Along the way, a safety rope had been attached for an easier ascent. The purest welcome for this climb. What looked easy at the bottom of the dune became more difficult with every step up in the deep sand. Much more exhausting than I thought, I quickly realized how much weight I could have saved. My 14mm with 671 g or my 70-200mm with 1,470 g, no impossible, the two focal lengths definitely had to be taken with a tripod. In the end it was the 24-70mm, which would have been completely and rightly dispensable. But it was too late for that, I was already on the rise. Body weight is one thing that needs to be moved, a heavy backpack is another. The path to the actual photo often requires the most strength and during the photographing all previous difficulties fade away in no time at all. Joy and passion quickly overshadowed being completely out of breath and the heaviness of my equipment, which I couldn’t really avoid during the last 10 days in Brazil, faded casually again and again.
Arriving at the top, an unimaginable and spacious desert landscape opened up in front of me. In the distance I saw some lakes filled with rainwater that really didn’t belong here. At least I had never seen anything like it before, let alone heard of it. The only thing I saw was an unbelievable brightness. The sun, the blinding light, hit me with all its merciless power. It was impossible for me to keep my eyes open any longer to really be able to see something in peace. Without the slightest doubt, I looked for my sunglasses, but in vain. Spontaneous as I am, I left my backpack with my group and ran much faster through the sand down the hill. What fun that was without thinking that I had to go right back up there too.
The sandy desert of Lençóis Maranhenses extends over an area of 1550 km² of dunes, declared a national park since the 1980s, which is located in northern Brazil, bordering the state of Maranhão. It is on the border of the state of Maranhão.
What a balm for the soul. On the western side, the sun was setting, bathing the freshwater lakes, which are full of water during the rainy season, in a remarkable light. To the east, on the other hand, the moon, illuminated by the setting sun, was within reach in all its glory.

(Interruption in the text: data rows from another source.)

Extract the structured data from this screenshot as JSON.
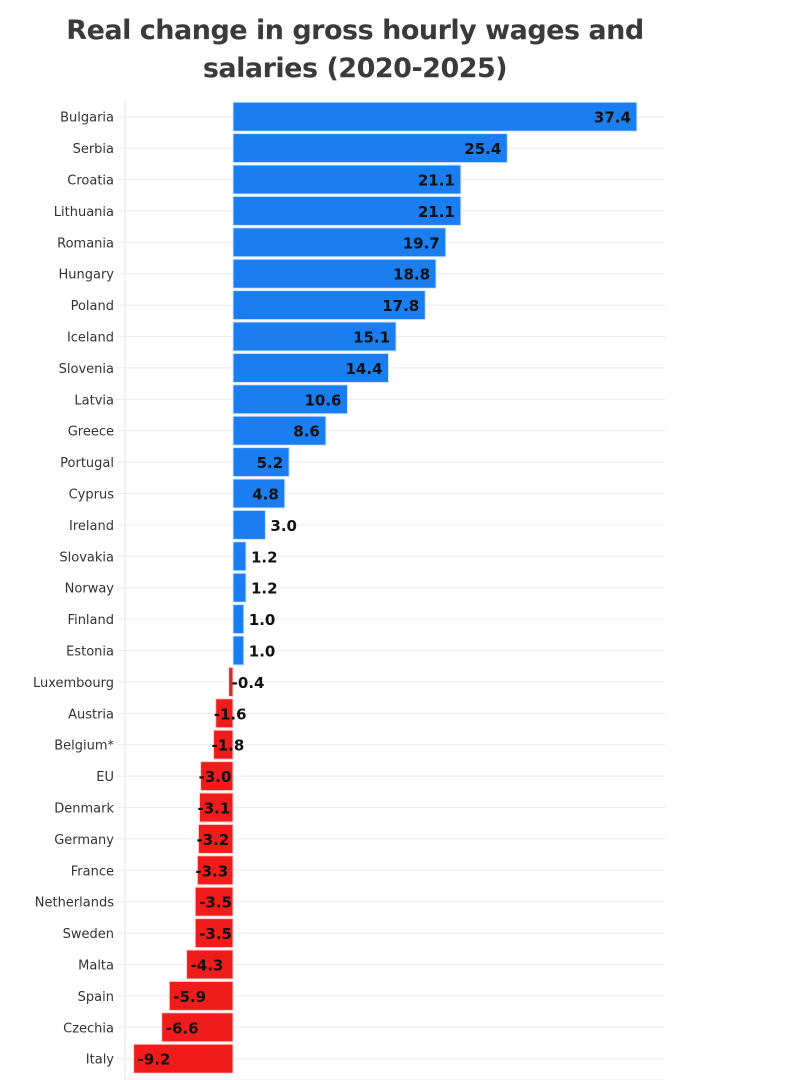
{
  "chart_data": {
    "type": "bar",
    "orientation": "horizontal",
    "title": "Real change in gross hourly wages and salaries (2020-2025)",
    "xlabel": "",
    "ylabel": "",
    "xlim": [
      -10,
      40
    ],
    "x_tick_step": 5,
    "x_tick_labels_visible": false,
    "grid": true,
    "legend": "none",
    "colors": {
      "positive": "#1a7ef0",
      "negative": "#f01c1c",
      "negative_small": "#d42a2a"
    },
    "categories": [
      "Bulgaria",
      "Serbia",
      "Croatia",
      "Lithuania",
      "Romania",
      "Hungary",
      "Poland",
      "Iceland",
      "Slovenia",
      "Latvia",
      "Greece",
      "Portugal",
      "Cyprus",
      "Ireland",
      "Slovakia",
      "Norway",
      "Finland",
      "Estonia",
      "Luxembourg",
      "Austria",
      "Belgium*",
      "EU",
      "Denmark",
      "Germany",
      "France",
      "Netherlands",
      "Sweden",
      "Malta",
      "Spain",
      "Czechia",
      "Italy"
    ],
    "values": [
      37.4,
      25.4,
      21.1,
      21.1,
      19.7,
      18.8,
      17.8,
      15.1,
      14.4,
      10.6,
      8.6,
      5.2,
      4.8,
      3.0,
      1.2,
      1.2,
      1.0,
      1.0,
      -0.4,
      -1.6,
      -1.8,
      -3.0,
      -3.1,
      -3.2,
      -3.3,
      -3.5,
      -3.5,
      -4.3,
      -5.9,
      -6.6,
      -9.2
    ],
    "value_labels": [
      "37.4",
      "25.4",
      "21.1",
      "21.1",
      "19.7",
      "18.8",
      "17.8",
      "15.1",
      "14.4",
      "10.6",
      "8.6",
      "5.2",
      "4.8",
      "3.0",
      "1.2",
      "1.2",
      "1.0",
      "1.0",
      "-0.4",
      "-1.6",
      "-1.8",
      "-3.0",
      "-3.1",
      "-3.2",
      "-3.3",
      "-3.5",
      "-3.5",
      "-4.3",
      "-5.9",
      "-6.6",
      "-9.2"
    ]
  }
}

Unfortunately, the trip also had a negative aftertaste, I have to mention here. The clearing of the rainforest and the destruction of the natural landscape and habitat is clearly noticeable everywhere in Brazil. To experience with your own eyes how the slash and burn creates space to force areas to be cultivated for soybeans and corn is sad and painful at the same time.
Exploring traditional life in the vastness of Jalapão National Park was an adventure for me. Here I experienced once more how modest life in the country is and the joie de vivre is all the more noticeable. The openness to being able to take pictures here, as well as the hospitality towards us strangers, really impressed me.
From afar we spotted out of the jeep a group of gauchos on horseback, simply translated as cattle herders, who seemed to be on their way home. We approached them slowly and carefully. Arriving at their height, they immediately greeted us with their vivacious and lively manner, which we immediately replied to. Holding up my camera signaled my asking if I could photograph them. I think the pictures speak a clear language and document their attitude towards strangers.
When temperatures are high, everyone, whether human or animal, is looking for a way to cool down. Just like the Amazon parrot shows us here, at almost 40 degrees, seen in the Pantanal.
At sunset by boat on the Rio Mutum, a river in the state of Mato Grosso in western Brazil.